Hi, i’m wondering if there is any way to add a custom wrapper around the procgen/gym env. I know there is already a wrapper being used but we are not able to access that in submissions. Specifically I want to be able to process the observations before they are sent to model in ‘input_dict’

2 Likes

Hello @bob_wei

You can use a custom preprocessor for this.

1 Like

Hi @jyotish thanks for the reply. I don’t think I was specific enough, but do you know of a better way to access multiple frames across time? (e.g. for stacking frames). I have tried using an rnn state based approach to do this but inference performance and memory usage is not terrible.

1 Like

Is it possible to use my own wrapper during training, but default environment during evaluation?
It would be great!

Hello @bob_wei @Mckiev

We added support for using wrappers.

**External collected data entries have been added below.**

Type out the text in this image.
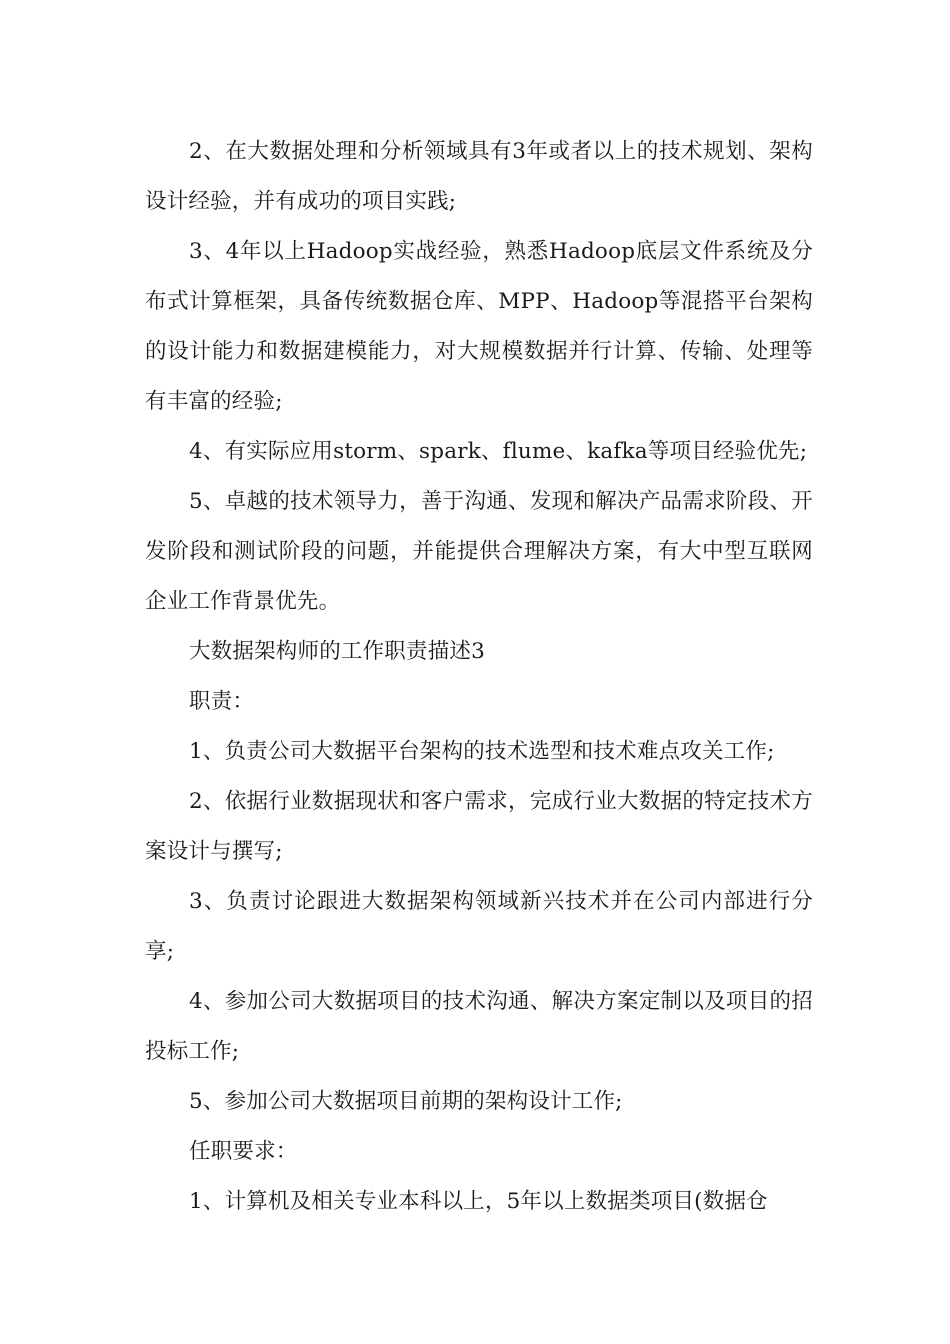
2、在大数据处理和分析领域具有3年或者以上的技术规划、架构设计经验，并有成功的项目实践;

3、4年以上Hadoop实战经验，熟悉Hadoop底层文件系统及分布式计算框架，具备传统数据仓库、MPP、Hadoop等混搭平台架构的设计能力和数据建模能力，对大规模数据并行计算、传输、处理等有丰富的经验;

4、有实际应用storm、spark、flume、kafka等项目经验优先;

5、卓越的技术领导力，善于沟通、发现和解决产品需求阶段、开发阶段和测试阶段的问题，并能提供合理解决方案，有大中型互联网企业工作背景优先。

大数据架构师的工作职责描述3

职责：

1、负责公司大数据平台架构的技术选型和技术难点攻关工作;

2、依据行业数据现状和客户需求，完成行业大数据的特定技术方案设计与撰写;

3、负责讨论跟进大数据架构领域新兴技术并在公司内部进行分享;

4、参加公司大数据项目的技术沟通、解决方案定制以及项目的招投标工作;

5、参加公司大数据项目前期的架构设计工作;

任职要求：

1、计算机及相关专业本科以上，5年以上数据类项目(数据仓
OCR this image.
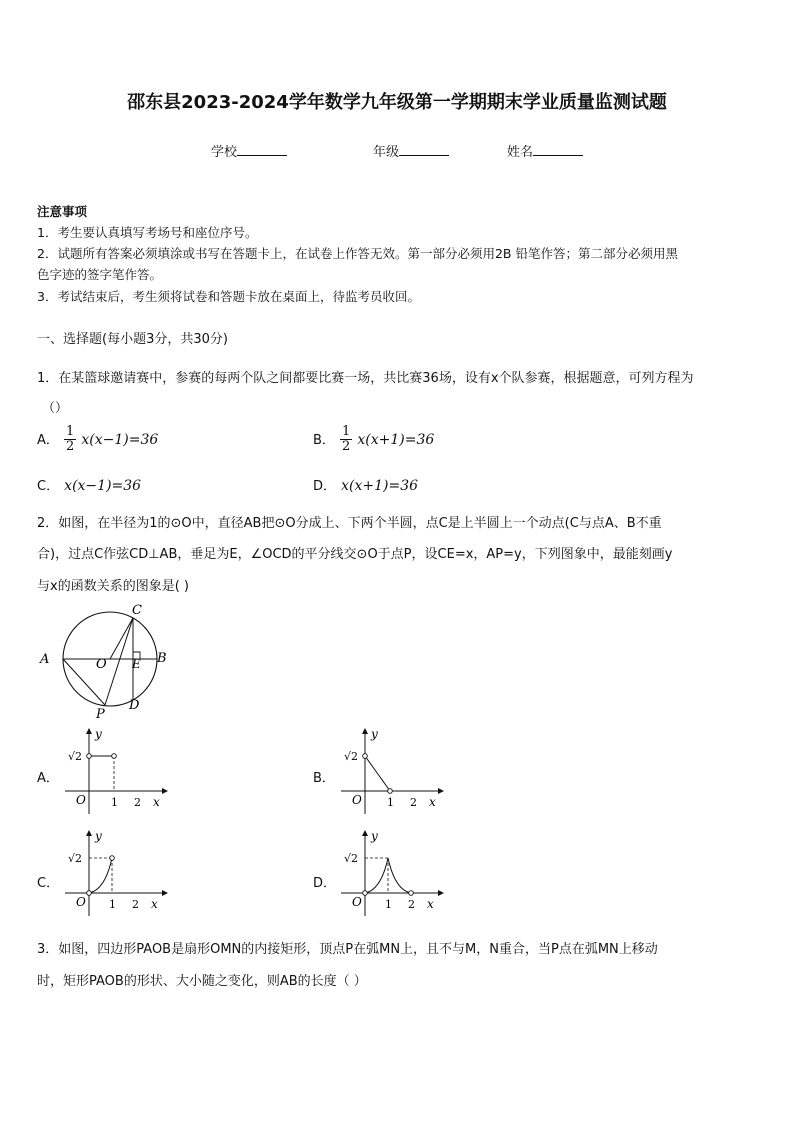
邵东县2023-2024学年数学九年级第一学期期末学业质量监测试题
学校	年级	姓名
注意事项
1．考生要认真填写考场号和座位序号。
2．试题所有答案必须填涂或书写在答题卡上，在试卷上作答无效。第一部分必须用2B 铅笔作答；第二部分必须用黑
色字迹的签字笔作答。
3．考试结束后，考生须将试卷和答题卡放在桌面上，待监考员收回。
一、选择题(每小题3分，共30分)
1．在某篮球邀请赛中，参赛的每两个队之间都要比赛一场，共比赛36场，设有x个队参赛，根据题意，可列方程为
（）
A． $\frac{1}{2} x(x-1)=36$	B． $\frac{1}{2} x(x+1)=36$
C． x(x−1)=36	D． x(x+1)=36
2．如图，在半径为1的⊙O中，直径AB把⊙O分成上、下两个半圆，点C是上半圆上一个动点(C与点A、B不重
合)，过点C作弦CD⊥AB，垂足为E，∠OCD的平分线交⊙O于点P，设CE=x，AP=y，下列图象中，最能刻画y
与x的函数关系的图象是( )
A	B
C
O E
D
P
A．
y
√2
O 1 2 x
B．
y
√2
O 1 2 x
C．
y
√2
O 1 2 x
D．
y
√2
O 1 2 x
3．如图，四边形PAOB是扇形OMN的内接矩形，顶点P在弧MN上，且不与M，N重合，当P点在弧MN上移动
时，矩形PAOB的形状、大小随之变化，则AB的长度（ ）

Please give it a try. https://github.com/AIcrowd/neurips2020-procgen-starter-kit/tree/master/envs

2 Likes

Thanks @jyotish for the help! In this case, I guess the evaluation wrapper will still be the default one however?

Hello @bob_wei

Yes, the base env should be the ProcgenEnvWrapper provided in the starter kit. You can use any gym wrapper on top of this. If you use the env from gym.make instead of ProcgenEnvWrapper, the rollouts will fail.

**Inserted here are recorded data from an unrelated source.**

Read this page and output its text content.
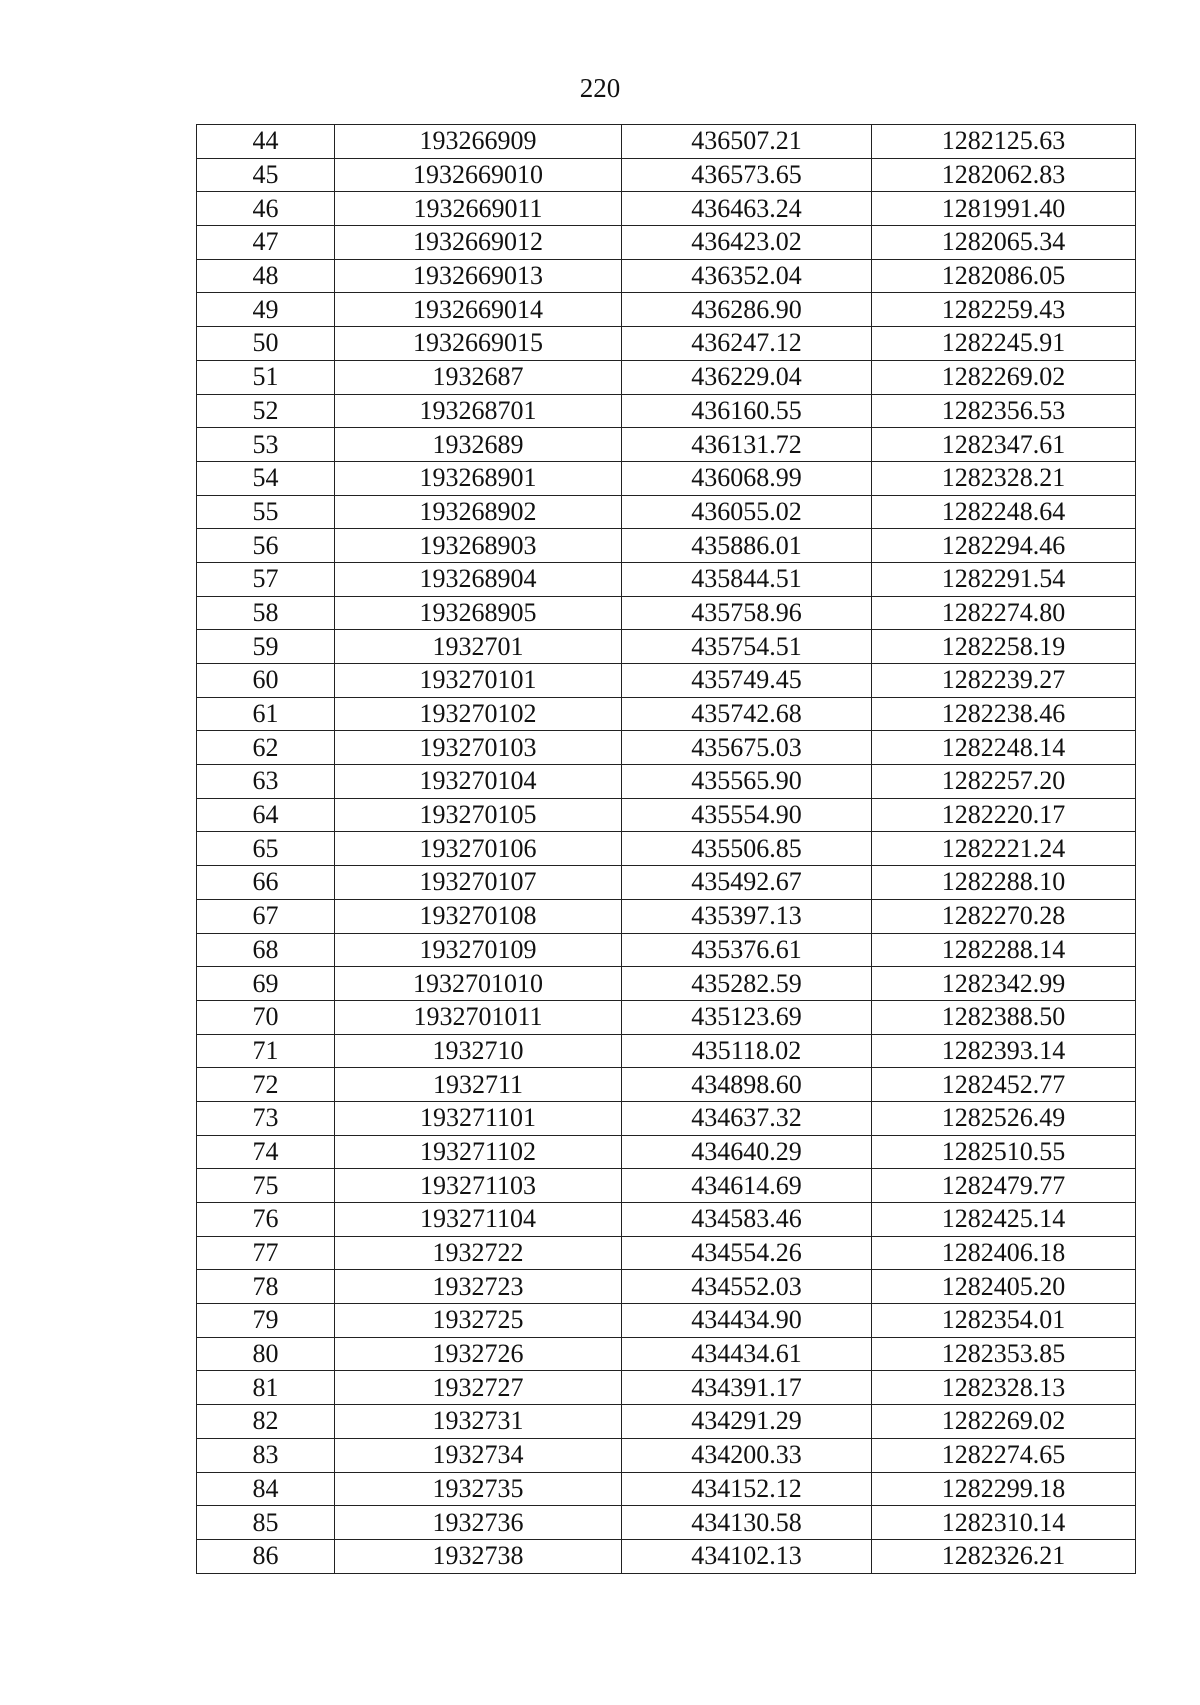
220
44	193266909	436507.21	1282125.63
45	1932669010	436573.65	1282062.83
46	1932669011	436463.24	1281991.40
47	1932669012	436423.02	1282065.34
48	1932669013	436352.04	1282086.05
49	1932669014	436286.90	1282259.43
50	1932669015	436247.12	1282245.91
51	1932687	436229.04	1282269.02
52	193268701	436160.55	1282356.53
53	1932689	436131.72	1282347.61
54	193268901	436068.99	1282328.21
55	193268902	436055.02	1282248.64
56	193268903	435886.01	1282294.46
57	193268904	435844.51	1282291.54
58	193268905	435758.96	1282274.80
59	1932701	435754.51	1282258.19
60	193270101	435749.45	1282239.27
61	193270102	435742.68	1282238.46
62	193270103	435675.03	1282248.14
63	193270104	435565.90	1282257.20
64	193270105	435554.90	1282220.17
65	193270106	435506.85	1282221.24
66	193270107	435492.67	1282288.10
67	193270108	435397.13	1282270.28
68	193270109	435376.61	1282288.14
69	1932701010	435282.59	1282342.99
70	1932701011	435123.69	1282388.50
71	1932710	435118.02	1282393.14
72	1932711	434898.60	1282452.77
73	193271101	434637.32	1282526.49
74	193271102	434640.29	1282510.55
75	193271103	434614.69	1282479.77
76	193271104	434583.46	1282425.14
77	1932722	434554.26	1282406.18
78	1932723	434552.03	1282405.20
79	1932725	434434.90	1282354.01
80	1932726	434434.61	1282353.85
81	1932727	434391.17	1282328.13
82	1932731	434291.29	1282269.02
83	1932734	434200.33	1282274.65
84	1932735	434152.12	1282299.18
85	1932736	434130.58	1282310.14
86	1932738	434102.13	1282326.21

Just to confirm, I understood correctly, since you provided the FrameStack wrapper as an example: in case the default ProcgenEnvWrapper would be used at evaluation, the evaluation must fail because of the changed observation shape, correct?

Hello @Mckiev

I’m not sure if I understood that right. We will use the same env for training and rollouts. The requirements from our side are

  • The base env you use should be the env returned by ProcgenEnvWrapper rather than the one you get from gym.make.
  • The wrapper that you use should extend gym.Wrapper class (in case you are writing one on your own).

Right way to use custom wrappers:

registry.register_env(
    "my_custom_env",
    lambda config: MyWrapper(ProcgenEnvWrapper(config))
)

Wrong way to use custom wrappers:

registry.register_env(
    "my_custom_env",
    lambda config: MyWrapper(gym.make("procgen:procgen-coinrun-v0", **config))
)

During the evaluation (both training and rollouts), we will use the env with your custom wrapper (if any).

If you have a more complex use case (like you need to pass some custom env variables but they should not be passed to the base env),

def create_my_custom_env(config):
    my_var = config.pop("my_var")
    env = ProcgenEnvWrapper(config)
    env = MyWrapper(env, my_var)
    return env

registry.register_env(
    "my_custom_env", create_my_custom_env
)

I hope this covers what you wanted to know.

1 Like

Oh, okay, now it’s clear!

Instead I thought you answered “yes” to the following question :

Why training with one wrapper and evaluating with another may be useful, is when for example I want to add random noize to observations during training, but then don’t apply noize during evaluation.

I don’t think current config that is passed to env constructor specifies whether it’s a training or evaluation environment, correct?